Concerned the new Macs won’t run an app you rely on? There are a few more pieces of Apple Silicon compatible software.
It’s no secret that we’ve been big fans of Apple’s latest computers, and you only need to check out our reviews of the 2020 M1 MacBook Air and the 2020 M1 MacBook Pro 13 to see just what we think. Simply put, the first computers to run with Apple’s new breed of silicon are fantastic, delivering performance and battery life in spades, thanks to some stunningly solid system development by Apple.
There is the odd catch here and there, however, and one of these might be app compatibility.
To Apple’s credit, the maker of the Mac has made enormous strides with its Rosetta platform, affording compatibility for so many apps that haven’t made the jump to the new type of hardware, and means much of what you may already have should work.

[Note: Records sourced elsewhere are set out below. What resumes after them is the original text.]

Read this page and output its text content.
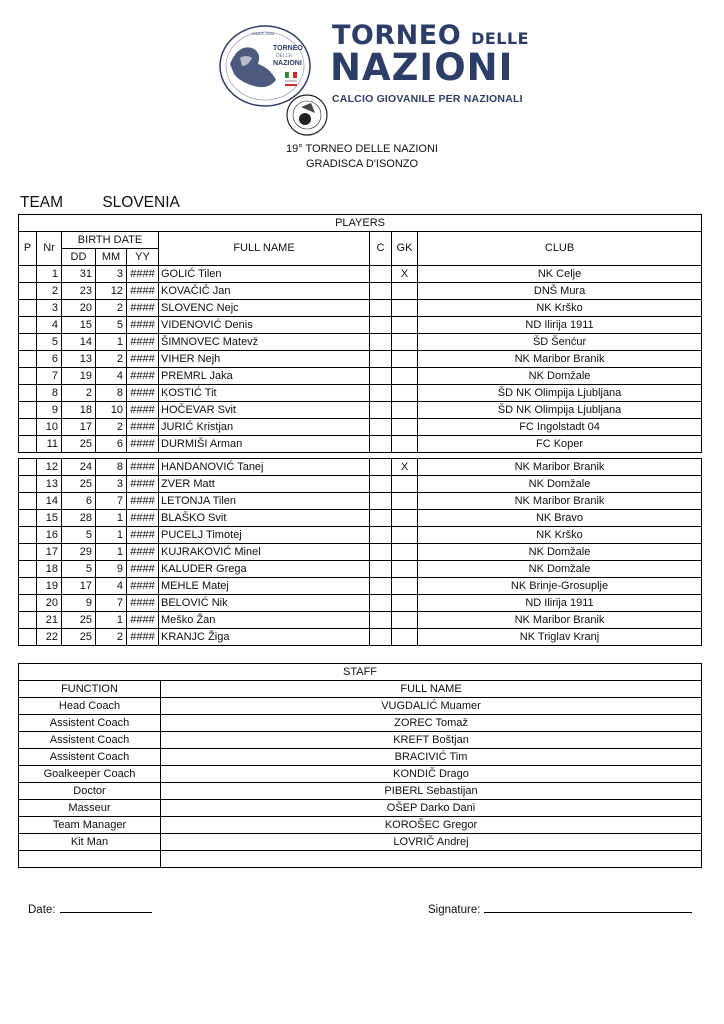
TORNEO
DELLE
NAZIONI
SINCE 2004 TORNEO DELLE
NAZIONI
CALCIO GIOVANILE PER NAZIONALI
19° TORNEO DELLE NAZIONI
GRADISCA D'ISONZO
TEAM	SLOVENIA
PLAYERS								
P	Nr	BIRTH DATE			FULL NAME	C	GK	CLUB
		DD	MM	YY				
	1	31	3	####	GOLIĆ Tilen		X	NK Celje
	2	23	12	####	KOVAČIČ Jan			DNŠ Mura
	3	20	2	####	SLOVENC Nejc			NK Krško
	4	15	5	####	VIDENOVIĆ Denis			ND Ilirija 1911
	5	14	1	####	ŠIMNOVEC Matevž			ŠD Šenćur
	6	13	2	####	VIHER Nejh			NK Maribor Branik
	7	19	4	####	PREMRL Jaka			NK Domžale
	8	2	8	####	KOSTIĆ Tit			ŠD NK Olimpija Ljubljana
	9	18	10	####	HOČEVAR Svit			ŠD NK Olimpija Ljubljana
	10	17	2	####	JURIĆ Kristjan			FC Ingolstadt 04
	11	25	6	####	DURMIŠI Arman			FC Koper
	12	24	8	####	HANDANOVIĆ Tanej		X	NK Maribor Branik
	13	25	3	####	ZVER Matt			NK Domžale
	14	6	7	####	LETONJA Tilen			NK Maribor Branik
	15	28	1	####	BLAŠKO Svit			NK Bravo
	16	5	1	####	PUCELJ Timotej			NK Krško
	17	29	1	####	KUJRAKOVIĆ Minel			NK Domžale
	18	5	9	####	KALUDER Grega			NK Domžale
	19	17	4	####	MEHLE Matej			NK Brinje-Grosuplje
	20	9	7	####	BELOVIĆ Nik			ND Ilirija 1911
	21	25	1	####	Meško Žan			NK Maribor Branik
	22	25	2	####	KRANJC Žiga			NK Triglav Kranj
STAFF	
FUNCTION	FULL NAME
Head Coach	VUGDALIĆ Muamer
Assistent Coach	ZOREC Tomaž
Assistent Coach	KREFT Boštjan
Assistent Coach	BRACIVIĆ Tim
Goalkeeper Coach	KONDIČ Drago
Doctor	PIBERL Sebastijan
Masseur	OŠEP Darko Dani
Team Manager	KOROŠEC Gregor
Kit Man	LOVRIČ Andrej

Date:	Signature:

But getting it to work is distinct from being optimised for it, and making sure it performs the best it can, such as how Google’s M1-based version of Chrome helps keep the battery life solid in the M1 MacBook models, something we’ve found in our testing.
Google’s transition isn’t the only happening, with Microsoft joining recently, releasing Office Universal for Mac, meaning Word, Excel, Outlook, PowerPoint, and OneNote now work natively on the M1 MacBook models, including the Air, 13 inch Pro, and Mac Mini.
The update also joins something from Adobe, which offers a beta-version of Photoshop, but also an M1 version of Lightroom, which has been rebuilt and optimised for the Apple Silicon, arriving alongside a variation for the few Windows computers running an ARM chip, such as Microsoft’s Surface Pro X.
They’re just some of the updates coming, as more companies switch on to making versions of their apps for the new hardware, with many others expected next year.